2. Test the griddle by sprinkling a few drops of water on it. If the water bounces and spatters, the griddle is hot enough. Using a pastry brush, brush the remaining 1/2 teaspoon butter onto the griddle. Wipe off the excess with a folded paper towel.

3. Using a 4-oz. ladle, about 1/2 cup (for a 6-inch pancake), pour the batter in pools 2 inches apart. If you wish to make blueberry pancakes, arrange a handful over the cooking pancake, pressing them in slightly. When the pancakes have bubbles on top and are slightly dry around the edges, about 2 1/2 minutes, flip over. If any batter oozes or blueberries roll out, push them back under with your spatula. Cook until golden on bottom, about 1 minute.

4. Repeat with the remaining batter. You can keep the finished pancakes on a heat-proof plate in the oven at 175°F. Serve warm.

Tips: I use a ratio of 2 ½ cups of buttermilk and ½ cup of 2% milk. I found it keeps the buttermilk twang in check.

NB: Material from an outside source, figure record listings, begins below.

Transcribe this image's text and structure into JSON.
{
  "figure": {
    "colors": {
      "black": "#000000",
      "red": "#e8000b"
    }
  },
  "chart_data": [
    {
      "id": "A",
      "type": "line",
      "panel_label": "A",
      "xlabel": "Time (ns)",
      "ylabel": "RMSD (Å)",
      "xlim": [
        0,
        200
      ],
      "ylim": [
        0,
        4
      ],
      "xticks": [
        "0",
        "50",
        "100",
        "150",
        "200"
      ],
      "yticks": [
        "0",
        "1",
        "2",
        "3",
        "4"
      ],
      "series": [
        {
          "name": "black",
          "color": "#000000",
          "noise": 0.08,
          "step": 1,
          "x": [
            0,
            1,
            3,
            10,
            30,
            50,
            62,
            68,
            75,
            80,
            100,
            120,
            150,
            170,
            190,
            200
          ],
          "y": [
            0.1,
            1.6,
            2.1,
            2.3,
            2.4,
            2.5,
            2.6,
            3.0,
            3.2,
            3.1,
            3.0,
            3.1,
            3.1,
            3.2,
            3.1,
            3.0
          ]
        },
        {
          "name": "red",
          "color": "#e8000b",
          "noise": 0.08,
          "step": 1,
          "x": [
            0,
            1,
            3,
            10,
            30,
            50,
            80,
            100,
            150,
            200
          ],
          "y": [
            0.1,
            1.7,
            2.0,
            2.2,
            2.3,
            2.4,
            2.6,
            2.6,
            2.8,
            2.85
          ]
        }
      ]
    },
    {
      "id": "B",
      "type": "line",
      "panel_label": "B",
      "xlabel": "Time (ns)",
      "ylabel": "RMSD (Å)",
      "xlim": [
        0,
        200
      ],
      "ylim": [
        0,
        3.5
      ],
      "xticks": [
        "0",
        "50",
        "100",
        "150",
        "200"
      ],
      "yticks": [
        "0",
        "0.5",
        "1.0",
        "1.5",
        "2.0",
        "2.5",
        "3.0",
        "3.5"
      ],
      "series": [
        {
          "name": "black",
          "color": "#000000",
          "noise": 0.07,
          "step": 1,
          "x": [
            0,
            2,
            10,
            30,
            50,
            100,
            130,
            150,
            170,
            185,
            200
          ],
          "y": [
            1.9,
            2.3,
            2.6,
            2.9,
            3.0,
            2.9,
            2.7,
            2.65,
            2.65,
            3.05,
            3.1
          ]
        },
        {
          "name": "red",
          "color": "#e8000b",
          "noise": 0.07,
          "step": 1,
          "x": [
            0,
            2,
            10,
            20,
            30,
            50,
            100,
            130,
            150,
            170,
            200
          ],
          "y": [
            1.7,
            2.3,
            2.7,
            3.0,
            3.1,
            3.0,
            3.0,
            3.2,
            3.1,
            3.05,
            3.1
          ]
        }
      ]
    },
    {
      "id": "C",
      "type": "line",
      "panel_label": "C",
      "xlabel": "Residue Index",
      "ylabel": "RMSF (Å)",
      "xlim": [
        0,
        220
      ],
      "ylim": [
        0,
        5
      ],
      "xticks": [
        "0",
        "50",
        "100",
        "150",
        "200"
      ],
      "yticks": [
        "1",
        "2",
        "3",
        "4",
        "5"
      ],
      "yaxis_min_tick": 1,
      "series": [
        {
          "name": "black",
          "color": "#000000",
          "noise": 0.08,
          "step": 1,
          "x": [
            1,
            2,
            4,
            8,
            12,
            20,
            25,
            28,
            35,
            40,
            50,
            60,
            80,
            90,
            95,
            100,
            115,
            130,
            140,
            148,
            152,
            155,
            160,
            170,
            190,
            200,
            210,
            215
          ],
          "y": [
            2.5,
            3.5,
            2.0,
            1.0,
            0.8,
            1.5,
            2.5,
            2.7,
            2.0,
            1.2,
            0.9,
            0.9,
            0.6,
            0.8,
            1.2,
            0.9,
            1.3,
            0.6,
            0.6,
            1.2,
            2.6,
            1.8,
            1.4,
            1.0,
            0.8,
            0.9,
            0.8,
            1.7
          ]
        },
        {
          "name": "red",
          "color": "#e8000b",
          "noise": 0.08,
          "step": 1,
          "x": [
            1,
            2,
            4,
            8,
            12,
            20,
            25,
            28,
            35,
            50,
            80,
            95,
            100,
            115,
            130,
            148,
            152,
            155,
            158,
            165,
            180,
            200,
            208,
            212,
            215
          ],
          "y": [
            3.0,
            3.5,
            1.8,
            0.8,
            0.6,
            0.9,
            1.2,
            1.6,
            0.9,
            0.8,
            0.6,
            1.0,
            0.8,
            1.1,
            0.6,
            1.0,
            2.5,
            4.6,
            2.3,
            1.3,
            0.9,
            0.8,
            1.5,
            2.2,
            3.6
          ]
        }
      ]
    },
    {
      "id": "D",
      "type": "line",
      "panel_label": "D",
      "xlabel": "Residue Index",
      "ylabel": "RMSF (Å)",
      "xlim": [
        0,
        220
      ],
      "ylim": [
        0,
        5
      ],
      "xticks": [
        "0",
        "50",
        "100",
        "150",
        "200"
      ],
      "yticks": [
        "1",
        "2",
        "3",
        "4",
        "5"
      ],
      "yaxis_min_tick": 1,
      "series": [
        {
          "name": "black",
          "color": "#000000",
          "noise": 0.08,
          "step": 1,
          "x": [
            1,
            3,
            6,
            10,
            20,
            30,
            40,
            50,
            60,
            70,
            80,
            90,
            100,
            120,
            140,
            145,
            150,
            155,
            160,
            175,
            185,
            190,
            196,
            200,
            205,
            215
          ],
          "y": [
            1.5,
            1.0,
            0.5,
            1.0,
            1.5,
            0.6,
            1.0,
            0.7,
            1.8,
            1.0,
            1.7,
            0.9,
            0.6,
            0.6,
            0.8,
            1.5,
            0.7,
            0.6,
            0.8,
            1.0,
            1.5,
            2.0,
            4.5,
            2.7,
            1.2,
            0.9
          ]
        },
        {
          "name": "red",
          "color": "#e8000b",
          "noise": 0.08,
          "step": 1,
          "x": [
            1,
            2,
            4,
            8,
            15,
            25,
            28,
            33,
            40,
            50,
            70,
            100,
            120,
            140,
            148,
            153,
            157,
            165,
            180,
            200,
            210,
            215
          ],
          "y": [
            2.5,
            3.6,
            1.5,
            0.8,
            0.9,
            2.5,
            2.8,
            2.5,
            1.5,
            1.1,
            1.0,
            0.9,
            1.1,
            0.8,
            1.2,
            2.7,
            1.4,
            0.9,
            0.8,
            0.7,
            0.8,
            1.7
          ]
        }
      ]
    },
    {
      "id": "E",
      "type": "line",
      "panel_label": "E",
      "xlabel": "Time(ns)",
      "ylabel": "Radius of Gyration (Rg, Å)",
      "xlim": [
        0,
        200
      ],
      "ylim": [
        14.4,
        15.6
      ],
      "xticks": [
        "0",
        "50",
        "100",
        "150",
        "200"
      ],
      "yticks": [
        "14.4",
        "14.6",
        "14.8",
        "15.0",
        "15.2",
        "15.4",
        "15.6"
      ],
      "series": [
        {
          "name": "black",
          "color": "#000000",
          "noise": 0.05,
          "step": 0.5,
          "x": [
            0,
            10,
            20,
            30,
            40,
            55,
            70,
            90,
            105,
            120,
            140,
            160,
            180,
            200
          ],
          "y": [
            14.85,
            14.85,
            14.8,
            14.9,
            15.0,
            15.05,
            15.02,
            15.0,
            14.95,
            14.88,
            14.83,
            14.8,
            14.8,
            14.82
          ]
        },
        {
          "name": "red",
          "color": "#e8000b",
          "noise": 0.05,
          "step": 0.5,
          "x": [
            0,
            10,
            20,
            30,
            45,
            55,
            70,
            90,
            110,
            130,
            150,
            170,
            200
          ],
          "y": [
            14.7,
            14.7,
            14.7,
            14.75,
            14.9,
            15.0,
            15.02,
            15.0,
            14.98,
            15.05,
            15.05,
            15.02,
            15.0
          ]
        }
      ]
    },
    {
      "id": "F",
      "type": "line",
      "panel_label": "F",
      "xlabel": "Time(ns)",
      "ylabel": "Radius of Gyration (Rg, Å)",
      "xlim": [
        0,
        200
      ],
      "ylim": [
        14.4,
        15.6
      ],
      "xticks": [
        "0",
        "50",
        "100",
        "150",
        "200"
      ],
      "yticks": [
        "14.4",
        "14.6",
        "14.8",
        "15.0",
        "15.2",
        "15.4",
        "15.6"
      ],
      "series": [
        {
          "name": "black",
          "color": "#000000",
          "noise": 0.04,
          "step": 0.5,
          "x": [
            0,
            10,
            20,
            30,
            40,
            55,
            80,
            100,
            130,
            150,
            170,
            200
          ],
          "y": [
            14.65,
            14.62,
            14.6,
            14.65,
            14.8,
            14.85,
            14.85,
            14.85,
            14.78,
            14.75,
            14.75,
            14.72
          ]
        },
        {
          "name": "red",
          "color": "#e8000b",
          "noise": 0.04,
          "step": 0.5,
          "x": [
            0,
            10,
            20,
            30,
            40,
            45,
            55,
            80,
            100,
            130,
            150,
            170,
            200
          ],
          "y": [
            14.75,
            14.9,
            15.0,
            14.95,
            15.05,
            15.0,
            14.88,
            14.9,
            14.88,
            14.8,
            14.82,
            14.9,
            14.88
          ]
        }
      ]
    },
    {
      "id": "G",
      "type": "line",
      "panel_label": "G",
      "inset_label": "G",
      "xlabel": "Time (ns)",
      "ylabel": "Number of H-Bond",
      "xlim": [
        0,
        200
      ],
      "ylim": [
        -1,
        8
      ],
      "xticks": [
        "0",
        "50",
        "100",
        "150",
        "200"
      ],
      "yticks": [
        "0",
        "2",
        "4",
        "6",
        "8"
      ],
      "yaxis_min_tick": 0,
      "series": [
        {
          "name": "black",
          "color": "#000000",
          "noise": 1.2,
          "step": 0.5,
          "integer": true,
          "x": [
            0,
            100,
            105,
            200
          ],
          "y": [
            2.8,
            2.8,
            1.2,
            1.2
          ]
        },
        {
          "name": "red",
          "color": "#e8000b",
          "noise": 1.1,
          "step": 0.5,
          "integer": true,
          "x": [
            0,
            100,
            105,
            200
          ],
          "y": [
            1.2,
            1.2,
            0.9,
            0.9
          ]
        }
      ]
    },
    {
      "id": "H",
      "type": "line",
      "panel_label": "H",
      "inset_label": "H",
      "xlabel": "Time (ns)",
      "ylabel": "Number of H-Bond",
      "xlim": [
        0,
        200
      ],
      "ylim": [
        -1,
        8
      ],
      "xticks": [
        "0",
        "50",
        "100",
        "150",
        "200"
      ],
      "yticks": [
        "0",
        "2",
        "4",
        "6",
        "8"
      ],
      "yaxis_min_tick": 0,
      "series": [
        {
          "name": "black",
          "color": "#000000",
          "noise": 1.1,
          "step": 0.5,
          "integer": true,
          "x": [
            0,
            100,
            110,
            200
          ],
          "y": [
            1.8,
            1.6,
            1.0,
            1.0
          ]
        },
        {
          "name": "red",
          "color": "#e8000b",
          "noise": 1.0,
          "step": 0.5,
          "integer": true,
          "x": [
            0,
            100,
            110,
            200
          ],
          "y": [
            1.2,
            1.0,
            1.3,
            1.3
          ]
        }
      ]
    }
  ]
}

To draw shapes/words: Fill a squirt bottle with some of the pancake mixture. Lube up your griddle with butter. Draw your picture or words. Wait 3-5 minutes. This allows the drawing/words to get darker then the rest of the pancake. Then pour the rest of the batter over the drawing/words. When the pancake is ready flip and your drawing/words will transfer.